Palin's interest in helping the McCain campaign paled in comparison to her concern for her own image. In Going Rogue, Palin bristles at the media's scrutiny of the Republican National Committee's spending of $150,000 to “clothe and accessorize” her and her family -- including hundreds of dollars for a single pair of Naughty Monkey heels. Alleging once again an unfair double standard, Palin makes the remarkable claim that “no other candidates or their spouses were being asked a thing about their hair, makeup, or clothes.”
So what about candidate John Edwards, who was scrutinized almost obsessively by the national press corps, ridiculed by late night talk show hosts and interrogated by debate moderators for paying $400 for haircuts? What about candidate Hillary Clinton, whose neckline, “bright colors” and choice of jewelry were the source of intense debate among cable news pundits? And what of the photograph planted on the Drudge Report depicting Obama in traditional Somali garb, an image that prompted Rush Limbaugh to compare the candidate to Al Qaeda leader Ayman al-Zawahiri? Candidates' looks have figured centrally in campaigns since the days when Richard Nixon pointed to his wife's “respectable Republican cloth coat” in his 1952 Checkers speech. Is Palin oblivious to the historical trend, or was she too busy looking north to the future?
The factual errors larding Going Rogue do not end with Palin's recollection of the 2008 campaign. Instead, they extend into her critique of the Obama presidency, as she claims that those who will be “hit hardest” by the Waxman-Markey cap and trade bill will be “those who are already struggling to make ends meet.” Palin makes no mention, however, of a non-partisan Congressional Budget Office study that shows the cap and trade bill that passed the House with the support of the Obama administration would result in over $100 in benefits to low-income households by 2020.
The media's intense scrutiny of Palin's autobiography is already beginning to rankle her. On her Facebook page, Palin took aim at the Associated Press reporters assigned to fact-check her book before its publication. “Imagine that,” she declared, “11 AP reporters dedicating time and resources to tearing up the book, instead of using the time and resources to 'fact check' what's going on with Sheik Mohammed's [sic] trial, Pelosi's health care takeover costs, [accused Fort Hood shooter Nidal] Hasan's associations, etc. Amazing.”

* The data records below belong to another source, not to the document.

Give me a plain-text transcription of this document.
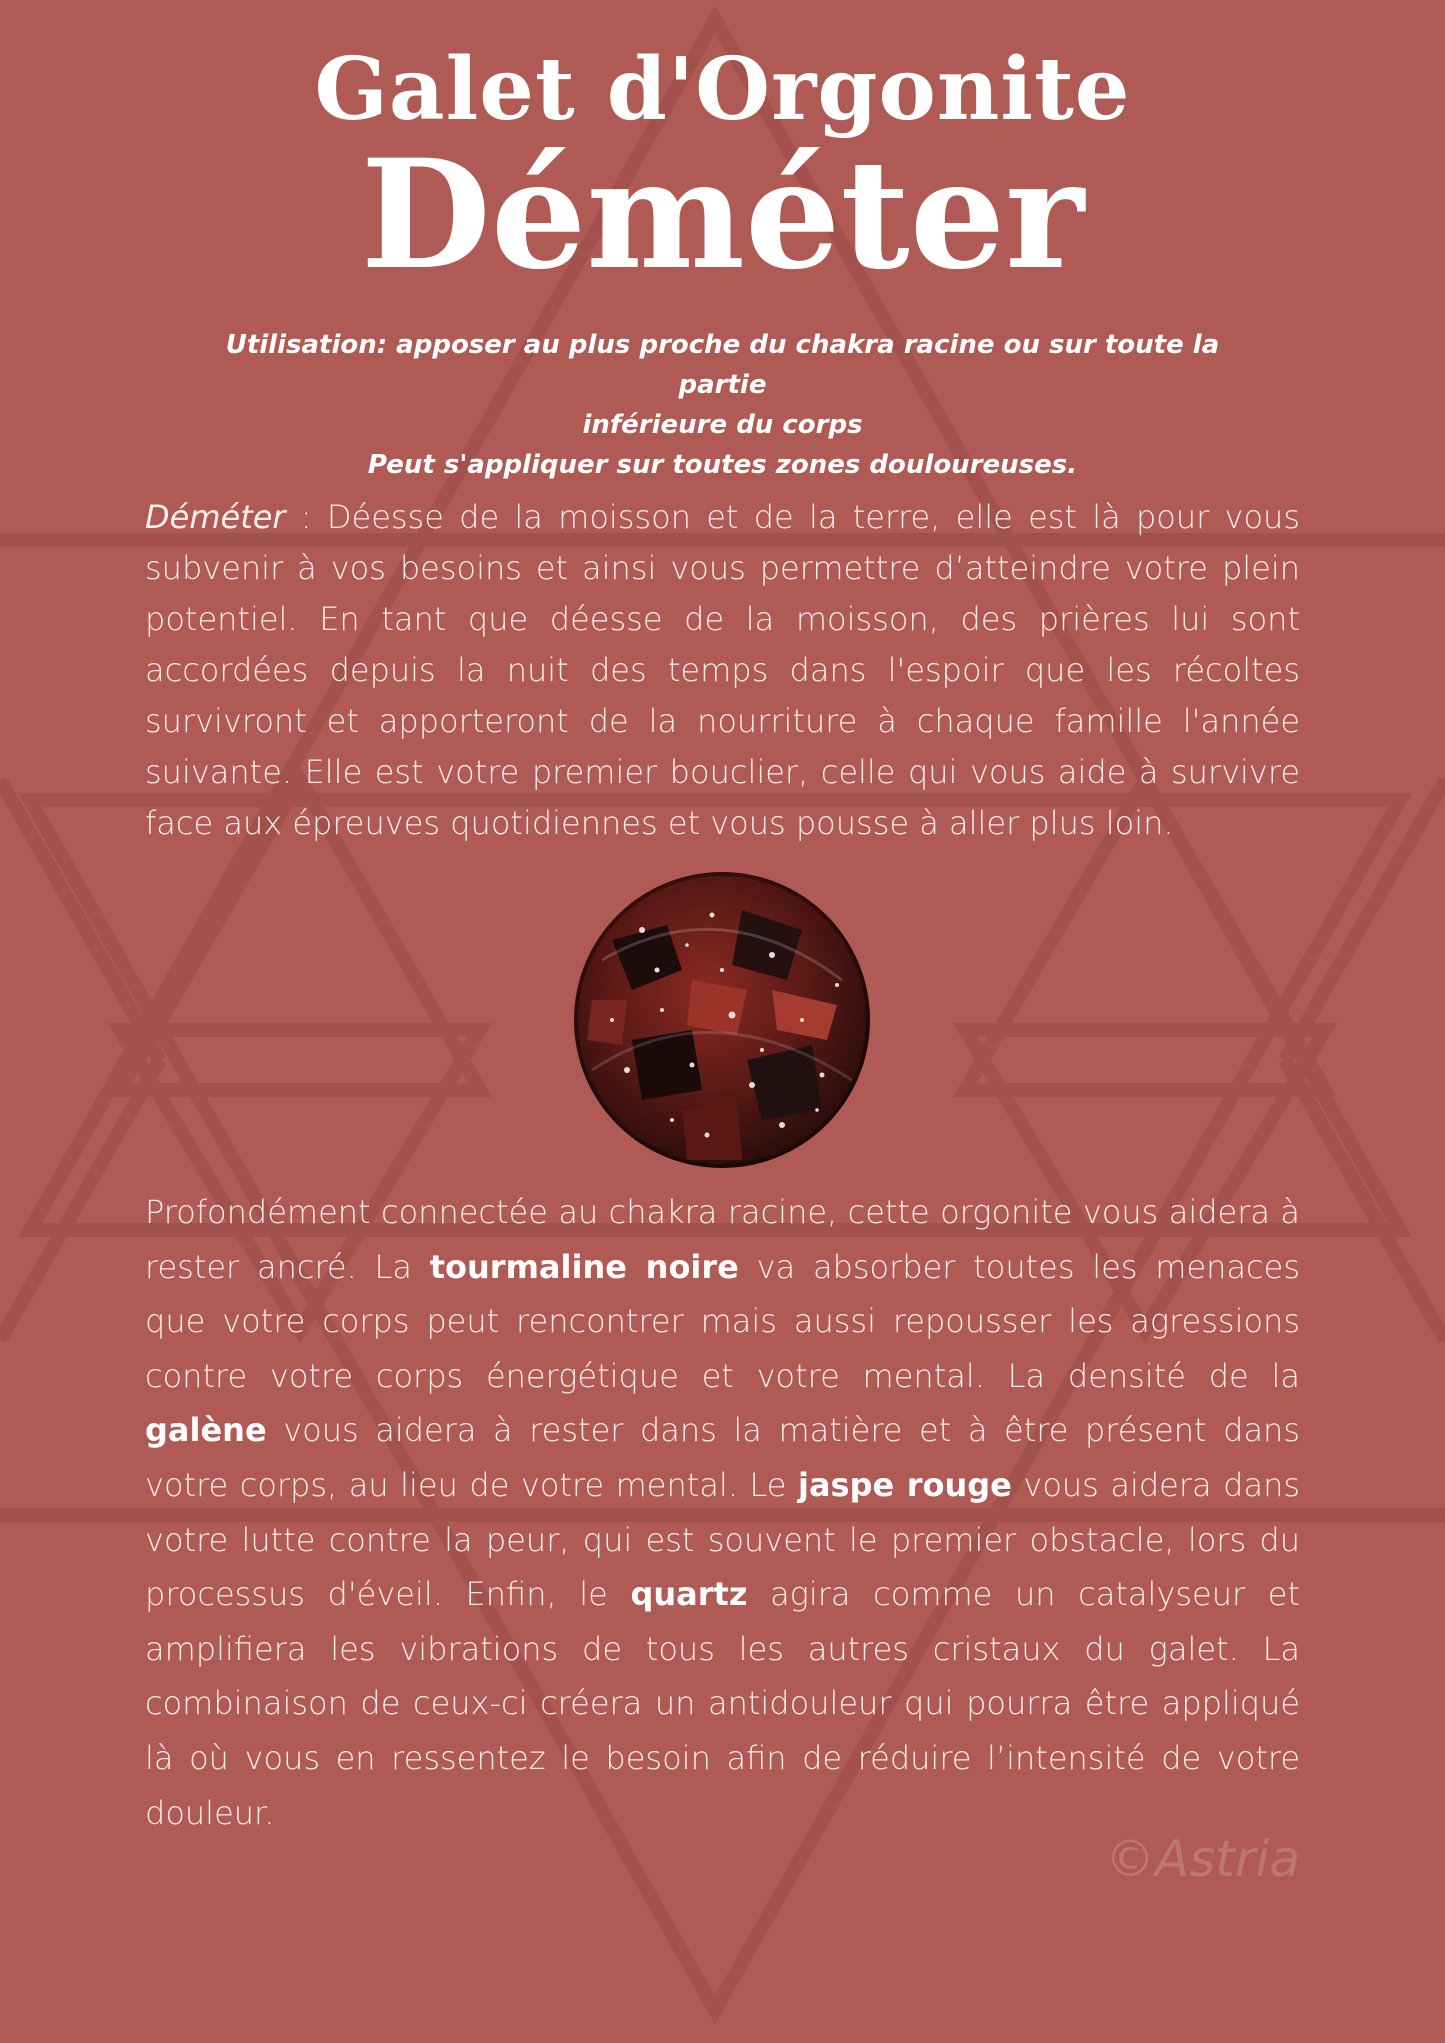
Galet d'Orgonite
Déméter
Utilisation: apposer au plus proche du chakra racine ou sur toute la partie
inférieure du corps
Peut s'appliquer sur toutes zones douloureuses.
Déméter : Déesse de la moisson et de la terre, elle est là pour vous subvenir à vos besoins et ainsi vous permettre d’atteindre votre plein potentiel. En tant que déesse de la moisson, des prières lui sont accordées depuis la nuit des temps dans l'espoir que les récoltes survivront et apporteront de la nourriture à chaque famille l'année suivante. Elle est votre premier bouclier, celle qui vous aide à survivre face aux épreuves quotidiennes et vous pousse à aller plus loin.
Profondément connectée au chakra racine, cette orgonite vous aidera à rester ancré. La tourmaline noire va absorber toutes les menaces que votre corps peut rencontrer mais aussi repousser les agressions contre votre corps énergétique et votre mental. La densité de la galène vous aidera à rester dans la matière et à être présent dans votre corps, au lieu de votre mental. Le jaspe rouge vous aidera dans votre lutte contre la peur, qui est souvent le premier obstacle, lors du processus d'éveil. Enfin, le quartz agira comme un catalyseur et amplifiera les vibrations de tous les autres cristaux du galet. La combinaison de ceux-ci créera un antidouleur qui pourra être appliqué là où vous en ressentez le besoin afin de réduire l’intensité de votre douleur.
©Astria
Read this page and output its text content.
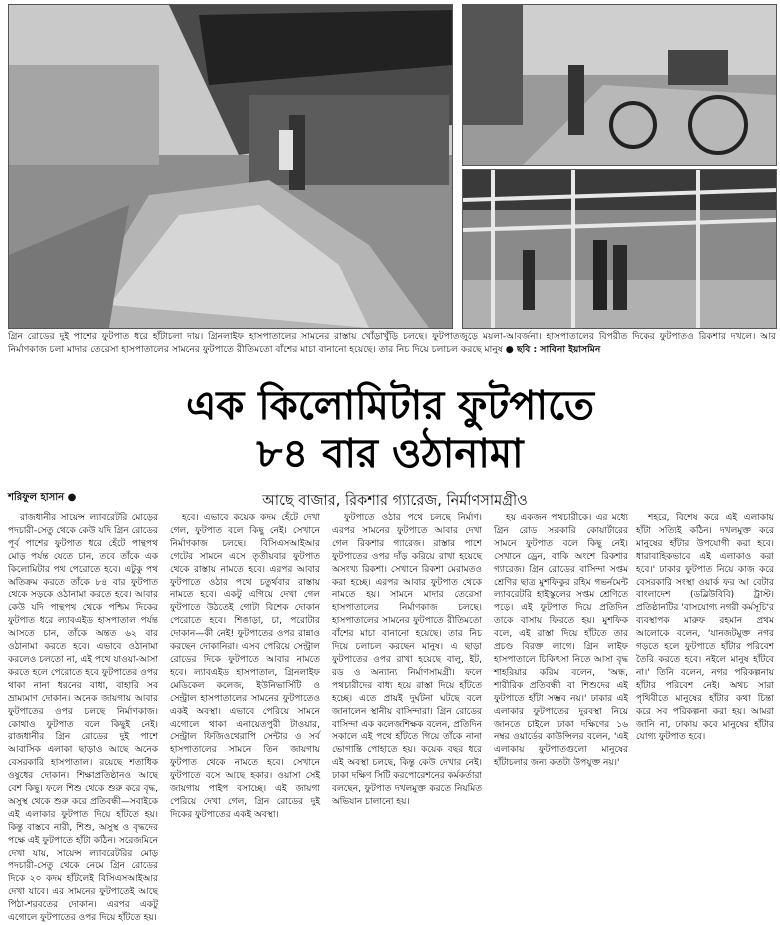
গ্রিন রোডের দুই পাশের ফুটপাত ধরে হাঁটাচলা দায়। গ্রিনলাইফ হাসপাতালের সামনের রাস্তায় খোঁড়াখুঁড়ি চলছে। ফুটপাতজুড়ে ময়লা-আবর্জনা। হাসপাতালের বিপরীত দিকের ফুটপাতও রিকশার দখলে। আর নির্মাণকাজ চলা মাদার তেরেসা হাসপাতালের সামনের ফুটপাতে রীতিমতো বাঁশের মাচা বানানো হয়েছে। তার নিচ দিয়ে চলাচল করছে মানুষ ● ছবি : সাবিনা ইয়াসমিন
এক কিলোমিটার ফুটপাতে
৮৪ বার ওঠানামা
শরিফুল হাসান ●	আছে বাজার, রিকশার গ্যারেজ, নির্মাণসামগ্রীও

রাজধানীর সায়েন্স ল্যাবরেটরি মোড়ের পদচারী-সেতু থেকে কেউ যদি গ্রিন রোডের পূর্ব পাশের ফুটপাত ধরে হেঁটে পান্থপথ মোড় পর্যন্ত যেতে চান, তবে তাঁকে এক কিলোমিটার পথ পেরোতে হবে। এটুকু পথ অতিক্রম করতে তাঁকে ৮৪ বার ফুটপাত থেকে সড়কে ওঠানামা করতে হবে। আবার কেউ যদি পান্থপথ থেকে পশ্চিম দিকের ফুটপাত ধরে ল্যাবএইড হাসপাতাল পর্যন্ত আসতে চান, তাঁকে অন্তত ৬২ বার ওঠানামা করতে হবে। এভাবে ওঠানামা করলেও চলতো না, এই পথে যাওয়া-আসা করতে হলে পেরোতে হবে ফুটপাতের ওপর থাকা নানা ধরনের বাধা, বাহারি সব ভ্রাম্যমাণ দোকান। অনেক জায়গায় আবার ফুটপাতের ওপর চলছে নির্মাণকাজ। কোথাও ফুটপাত বলে কিছুই নেই। রাজধানীর গ্রিন রোডের দুই পাশে আবাসিক এলাকা ছাড়াও আছে অনেক বেসরকারি হাসপাতাল। রয়েছে শতাধিক ওষুধের দোকান। শিক্ষাপ্রতিষ্ঠানও আছে বেশ কিছু। ফলে শিশু থেকে শুরু করে বৃদ্ধ, অসুস্থ থেকে শুরু করে প্রতিবন্ধী—সবাইকে এই এলাকার ফুটপাত দিয়ে হাঁটতে হয়। কিন্তু বাস্তবে নারী, শিশু, অসুস্থ ও বৃদ্ধদের পক্ষে এই ফুটপাতে হাঁটা কঠিন। সরেজমিনে দেখা যায়, সায়েন্স ল্যাবরেটরির মোড় পদচারী-সেতু থেকে নেমে গ্রিন রোডের দিকে ২০ কদম হাঁটলেই বিসিএসআইআর দেখা যাবে। এর সামনের ফুটপাতেই আছে পিঠা-শরবতের দোকান। এরপর একটু এগোলে ফুটপাতের ওপর দিয়ে হাঁটতে হয়।

হবে। এভাবে কয়েক কদম হেঁটে দেখা গেল, ফুটপাত বলে কিছু নেই। সেখানে নির্মাণকাজ চলছে। বিসিএসআইআর গেটের সামনে এসে তৃতীয়বার ফুটপাত থেকে রাস্তায় নামতে হবে। এরপর আবার ফুটপাতে ওঠার পথে চতুর্থবার রাস্তায় নামতে হবে। একটু এগিয়ে দেখা গেল ফুটপাতে উঠতেই গোটা বিশেক দোকান পেরোতে হবে। শিঙাড়া, চা, পরোটার দোকান—কী নেই! ফুটপাতের ওপর রান্নাও করছেন দোকানিরা। এসব পেরিয়ে সেন্ট্রাল রোডের দিকে ফুটপাতে আবার নামতে হবে। ল্যাবএইড হাসপাতাল, গ্রিনলাইফ মেডিকেল কলেজ, ইউনিভার্সিটি ও সেন্ট্রাল হাসপাতালের সামনের ফুটপাতেও একই অবস্থা। এভাবে পেরিয়ে সামনে এগোলে থাকা এনায়েতপুরী টাওয়ার, সেন্ট্রাল ফিজিওথেরাপি সেন্টার ও সর্ব হাসপাতালের সামনে তিন জায়গায় ফুটপাত থেকে নামতে হবে। সেখানে ফুটপাতে বসে আছে হকার। ওয়াসা সেই জায়গায় পাইপ বসাচ্ছে। এই জায়গা পেরিয়ে দেখা গেল, গ্রিন রোডের দুই দিকের ফুটপাতের একই অবস্থা।

ফুটপাতে ওঠার পথে চলছে নির্মাণ। এরপর সামনের ফুটপাতে আবার দেখা গেল রিকশার গ্যারেজ। রাস্তার পাশে ফুটপাতের ওপর দাঁড় করিয়ে রাখা হয়েছে অসংখ্য রিকশা। সেখানে রিকশা মেরামতও করা হচ্ছে। এরপর আবার ফুটপাত থেকে নামতে হয়। সামনে মাদার তেরেসা হাসপাতালের নির্মাণকাজ চলছে। হাসপাতালের সামনের ফুটপাতে রীতিমতো বাঁশের মাচা বানানো হয়েছে। তার নিচ দিয়ে চলাচল করছেন মানুষ। এ ছাড়া ফুটপাতের ওপর রাখা হয়েছে বালু, ইট, রড ও অন্যান্য নির্মাণসামগ্রী। ফলে পথচারীদের বাধ্য হয়ে রাস্তা দিয়ে হাঁটতে হচ্ছে। এতে প্রায়ই দুর্ঘটনা ঘটছে বলে জানালেন স্থানীয় বাসিন্দারা। গ্রিন রোডের বাসিন্দা এক কলেজশিক্ষক বলেন, প্রতিদিন সকালে এই পথে হাঁটতে গিয়ে তাঁকে নানা ভোগান্তি পোহাতে হয়। কয়েক বছর ধরে এই অবস্থা চলছে, কিন্তু কেউ দেখার নেই। ঢাকা দক্ষিণ সিটি করপোরেশনের কর্মকর্তারা বলছেন, ফুটপাত দখলমুক্ত করতে নিয়মিত অভিযান চালানো হয়।

হয় একজন পথচারীকে। এর মধ্যে গ্রিন রোড সরকারি কোয়ার্টারের সামনে ফুটপাত বলে কিছু নেই। সেখানে ড্রেন, বাকি অংশে রিকশার গ্যারেজ। গ্রিন রোডের বাসিন্দা সপ্তম শ্রেণির ছাত্র মুশফিকুর রহিম গভর্নমেন্ট ল্যাবরেটরি হাইস্কুলের সপ্তম শ্রেণিতে পড়ে। এই ফুটপাত দিয়ে প্রতিদিন তাকে বাসায় ফিরতে হয়। মুশফিক বলে, এই রাস্তা দিয়ে হাঁটতে তার প্রচণ্ড বিরক্ত লাগে। গ্রিন লাইফ হাসপাতালে চিকিৎসা নিতে আসা বৃদ্ধ শাহরিয়ার করিম বলেন, 'অন্ধ, শারীরিক প্রতিবন্ধী বা শিশুদের এই ফুটপাতে হাঁটা সম্ভব নয়।' ঢাকার এই এলাকার ফুটপাতের দুরবস্থা নিয়ে জানতে চাইলে ঢাকা দক্ষিণের ১৬ নম্বর ওয়ার্ডের কাউন্সিলর বলেন, 'এই এলাকায় ফুটপাতগুলো মানুষের হাঁটাচলার জন্য কতটা উপযুক্ত নয়।'

শহরে, বিশেষ করে এই এলাকায় হাঁটা সত্যিই কঠিন। দখলমুক্ত করে মানুষের হাঁটার উপযোগী করা হবে। ধারাবাহিকভাবে এই এলাকাও করা হবে।' ঢাকার ফুটপাত নিয়ে কাজ করে বেসরকারি সংস্থা ওয়ার্ক ফর আ বেটার বাংলাদেশ (ডব্লিউবিবি) ট্রাস্ট। প্রতিষ্ঠানটির 'বাসযোগ্য নগরী কর্মসূচি'র ব্যবস্থাপক মারুফ রহমান প্রথম আলোকে বলেন, 'যানজটমুক্ত নগর গড়তে হলে ফুটপাতে হাঁটার পরিবেশ তৈরি করতে হবে। নইলে মানুষ হাঁটবে না।' তিনি বলেন, নগর পরিকল্পনায় হাঁটার পরিবেশ নেই। অথচ সারা পৃথিবীতে মানুষের হাঁটার কথা চিন্তা করে সব পরিকল্পনা করা হয়। আমরা জানি না, ঢাকায় কবে মানুষের হাঁটার যোগ্য ফুটপাত হবে।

In Palin's world, the terrorists win every time her claims are discredited.
Max Blumenthal is an award-winning journalist and blogger whose articles and video documentaries have appeared in The New York Times, The Daily Beast, The Nation, The Huffington Post, Salon.com, Al Jazeera English and many other publications. He is a senior writer for The Daily Beast and a writing fellow for the Nation Institute. He is the author of recently released Republican Gomorrah: Inside The Movement That Shattered The Party.